5.2. Comparison with Previous Studies

Our approach demonstrated superior performance compared to previous studies. For instance, the modified Xception architecture by S. H. Kassani et al. achieved an accuracy of 83.09% for DR classification, while our EfficientNetV2 model achieved an accuracy of 84.42% [5]. Additionally, our model’s binary classification accuracy of 99.4% is significantly higher than the results obtained by J. D. Bodapati et al. using various deep CNN models [4]. These comparisons highlight the effectiveness of our pixel color amplification technique and the EfficientNetV2 architecture in improving DR detection accuracy.

5.3. Limitations and Challenges

Despite the promising results, several limitations remain:
  • Imbalanced Dataset: The imbalanced distribution of DR severity levels in the training dataset may impact the model’s ability to accurately classify less-common stages of the disease. Future work should focus on collecting more balanced datasets to address this issue;
  • Generalization to Different Populations: While our model generalized well within the dataset used, its performance on images from different populations or imaging devices remains to be validated;
  • Model Interpretability: Although Grad-CAM provided insights into the model’s decision-making process, further work is needed to enhance the interpretability and explainability of the model to ensure its acceptance in clinical practice;
  • Scalability and Real-Time Processing: The proposed method may face challenges in scalability and real-time processing, which are crucial for practical deployment in clinical settings [27];
  • Incomplete Circular Structures in Images: Some images in the dataset do not have a full circular structure, which could potentially impact training efficiency and accuracy.
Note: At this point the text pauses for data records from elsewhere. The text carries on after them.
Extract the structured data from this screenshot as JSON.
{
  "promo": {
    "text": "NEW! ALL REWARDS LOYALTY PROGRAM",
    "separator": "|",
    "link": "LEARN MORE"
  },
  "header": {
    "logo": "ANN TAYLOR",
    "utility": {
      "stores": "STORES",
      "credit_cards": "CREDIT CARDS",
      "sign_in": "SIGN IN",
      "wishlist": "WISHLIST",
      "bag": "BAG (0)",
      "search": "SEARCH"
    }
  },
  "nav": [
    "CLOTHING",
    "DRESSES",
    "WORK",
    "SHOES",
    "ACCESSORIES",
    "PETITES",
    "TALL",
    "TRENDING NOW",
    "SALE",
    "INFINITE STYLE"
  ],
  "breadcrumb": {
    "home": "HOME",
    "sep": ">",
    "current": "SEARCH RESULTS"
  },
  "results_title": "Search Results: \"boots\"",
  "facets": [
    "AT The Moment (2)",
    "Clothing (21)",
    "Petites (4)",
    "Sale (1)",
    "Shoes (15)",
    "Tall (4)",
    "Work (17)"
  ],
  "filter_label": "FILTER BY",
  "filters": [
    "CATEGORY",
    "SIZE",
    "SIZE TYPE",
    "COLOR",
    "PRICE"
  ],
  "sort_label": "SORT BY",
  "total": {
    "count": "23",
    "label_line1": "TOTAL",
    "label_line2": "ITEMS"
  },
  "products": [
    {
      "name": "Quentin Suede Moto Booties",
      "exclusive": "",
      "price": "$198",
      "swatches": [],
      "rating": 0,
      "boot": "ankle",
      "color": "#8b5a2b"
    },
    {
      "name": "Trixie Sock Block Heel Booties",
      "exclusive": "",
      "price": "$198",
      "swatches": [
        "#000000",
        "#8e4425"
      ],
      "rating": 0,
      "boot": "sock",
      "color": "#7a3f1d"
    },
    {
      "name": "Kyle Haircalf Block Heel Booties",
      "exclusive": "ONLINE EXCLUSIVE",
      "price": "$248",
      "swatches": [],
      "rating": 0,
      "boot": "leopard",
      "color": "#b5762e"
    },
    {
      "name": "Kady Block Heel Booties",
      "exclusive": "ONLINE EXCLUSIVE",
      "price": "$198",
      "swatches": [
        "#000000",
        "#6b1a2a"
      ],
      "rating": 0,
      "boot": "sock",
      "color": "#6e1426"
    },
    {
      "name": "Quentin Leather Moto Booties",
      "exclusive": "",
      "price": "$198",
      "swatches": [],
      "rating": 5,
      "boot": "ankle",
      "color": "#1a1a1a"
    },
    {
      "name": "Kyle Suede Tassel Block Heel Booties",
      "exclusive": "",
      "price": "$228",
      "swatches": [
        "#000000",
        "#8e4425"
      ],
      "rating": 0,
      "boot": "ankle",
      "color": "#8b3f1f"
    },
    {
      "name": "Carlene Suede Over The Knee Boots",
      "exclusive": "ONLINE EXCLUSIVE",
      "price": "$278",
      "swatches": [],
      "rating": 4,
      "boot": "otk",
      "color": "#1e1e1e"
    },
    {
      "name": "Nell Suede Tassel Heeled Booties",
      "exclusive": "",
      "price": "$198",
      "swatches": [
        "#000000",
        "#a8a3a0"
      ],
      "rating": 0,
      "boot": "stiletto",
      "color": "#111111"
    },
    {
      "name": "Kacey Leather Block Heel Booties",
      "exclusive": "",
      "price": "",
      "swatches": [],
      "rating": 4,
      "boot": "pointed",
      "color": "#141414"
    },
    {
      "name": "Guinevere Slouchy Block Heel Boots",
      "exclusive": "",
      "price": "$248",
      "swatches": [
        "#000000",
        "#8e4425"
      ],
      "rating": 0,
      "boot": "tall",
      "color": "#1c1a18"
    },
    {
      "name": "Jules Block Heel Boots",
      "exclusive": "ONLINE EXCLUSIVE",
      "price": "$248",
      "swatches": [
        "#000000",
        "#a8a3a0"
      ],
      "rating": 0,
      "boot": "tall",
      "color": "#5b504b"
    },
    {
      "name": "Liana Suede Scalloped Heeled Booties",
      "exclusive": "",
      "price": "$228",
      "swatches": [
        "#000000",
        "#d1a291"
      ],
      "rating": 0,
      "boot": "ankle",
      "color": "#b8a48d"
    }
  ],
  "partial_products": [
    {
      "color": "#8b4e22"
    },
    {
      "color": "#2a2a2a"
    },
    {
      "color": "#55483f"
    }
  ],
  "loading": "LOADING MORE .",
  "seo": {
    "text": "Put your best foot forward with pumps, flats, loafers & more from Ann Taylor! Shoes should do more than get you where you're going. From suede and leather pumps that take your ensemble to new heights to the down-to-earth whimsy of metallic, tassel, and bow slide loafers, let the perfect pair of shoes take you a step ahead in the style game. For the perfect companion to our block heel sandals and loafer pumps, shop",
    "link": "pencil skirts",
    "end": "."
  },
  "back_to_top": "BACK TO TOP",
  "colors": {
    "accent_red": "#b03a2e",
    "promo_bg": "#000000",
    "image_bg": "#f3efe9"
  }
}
Although our preprocessing techniques, such as cropping and data augmentation, help mitigate this variability, a more detailed analysis is needed to fully understand and address this issue.

5.4. Future Work

Future research directions include the following:
  • Hyperparameter Optimization: Exploring automated techniques like grid search or evolutionary algorithms for hyperparameter tuning to further enhance model performance;
  • Data Augmentation and Collection: Collaborating with medical institutions to gather additional data, particularly for underrepresented DR stages, and implementing advanced data augmentation techniques;
  • Cloud Deployment: Developing cloud-based systems for broader data collection and real-time DR detection, which could facilitate continuous model improvement and provide valuable resources for researchers and practitioners [28];
  • Integration with Clinical Workflows: Testing and integrating the predictive system within clinical workflows to assess its practical utility and gather feedback from ophthalmologists for further refinements [29];
  • Incomplete Circular Structures in Images: Some images in the dataset do not have a full circular structure, which could potentially impact training efficiency and accuracy. Although our preprocessing techniques, such as cropping and data augmentation, help mitigate this variability, a more detailed analysis is needed to fully understand and address this issue.

6. Conclusions

6.1. Summary of Contributions

Our study presents a novel approach to DR detection by integrating pixel color amplification with the EfficientNetV2 model. The key contributions include the following:
  • Innovative Preprocessing Techniques: The use of Dark Channel Prior (DCP) for pixel color amplification significantly improved retinal image quality, addressing common issues of underexposure and overexposure;
  • Optimized Deep Learning Model: The EfficientNetV2 model, enhanced through transfer learning, fine-tuning, and advanced optimization techniques, demonstrated superior accuracy and efficiency in DR detection;
  • Robust Predictive System: The development of a comprehensive, web-based predictive system enables real-time DR detection, providing a practical tool for ophthalmologists.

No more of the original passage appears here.